Recency effects may also reflect the use of the phonological store. Dedicating the phonological store to other tasks does not always disrupt them and it can also arise in other parts of the system.
             Brooks (1968) had reported an important imagery study that Baddeley cited as evidence for a separate working memory component for visual representations. Brooks showed that an imagery task was made more difficult by requiring participants to respond to an imagined visual shape using a spatial pointing system response as compared to a spoken response. In contrast, when the task was to judge the words in a remembered sentence the vocal response mode was more difficult than the special. If imagery and sentence memory used the same working memory, then this pattern would be unlikely. Baddeley concluded that a separate working memory component, the visual-spatial scratch pad was used in the memory task (Shulman, 1997). The visual-sketch pad is hypothesized to be involved in the processing and manipulation of visual information.

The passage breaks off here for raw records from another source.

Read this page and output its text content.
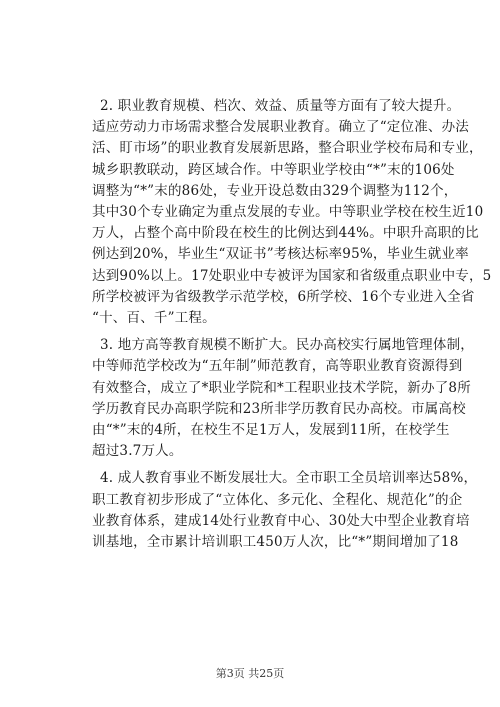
2. 职业教育规模、档次、效益、质量等方面有了较大提升。
适应劳动力市场需求整合发展职业教育。确立了“定位准、办法
活、盯市场”的职业教育发展新思路，整合职业学校布局和专业，
城乡职教联动，跨区域合作。中等职业学校由“*”末的106处
调整为“*”末的86处，专业开设总数由329个调整为112个，
其中30个专业确定为重点发展的专业。中等职业学校在校生近10
万人，占整个高中阶段在校生的比例达到44%。中职升高职的比
例达到20%，毕业生“双证书”考核达标率95%，毕业生就业率
达到90%以上。17处职业中专被评为国家和省级重点职业中专，5
所学校被评为省级教学示范学校，6所学校、16个专业进入全省
“十、百、千”工程。

3. 地方高等教育规模不断扩大。民办高校实行属地管理体制，
中等师范学校改为“五年制”师范教育，高等职业教育资源得到
有效整合，成立了*职业学院和*工程职业技术学院，新办了8所
学历教育民办高职学院和23所非学历教育民办高校。市属高校
由“*”末的4所，在校生不足1万人，发展到11所，在校学生
超过3.7万人。

4. 成人教育事业不断发展壮大。全市职工全员培训率达58%，
职工教育初步形成了“立体化、多元化、全程化、规范化”的企
业教育体系，建成14处行业教育中心、30处大中型企业教育培
训基地，全市累计培训职工450万人次，比“*”期间增加了18

第3页 共25页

             The central executive is the principal component of working memory. Baddeley .
             describes the central executive as controlling and integrating actions and activities. The behaviour of patients with frontal lobe brain damage was cited as evidence for the existence of the central executive. Short-term memory problems are associated with damage to the left cerebral hemisphere in an area close to that involved in speech. The patients may, but not necessarily have language problems. Amnesic patients who show defective long-term memory tend to have damage to the temporal lobes of the cortex and to deeper structures such as the hippocampus and the mammillary bodies. The fact that tasks associated with STM are intact, and vice versa, speaks strongly for the view that different memory systems are involved.
             More recently Muscovite (1992a), proposed that the frontal lobes are involved in the control and executive aspects of memory, whereas other functions are situated elsewhere.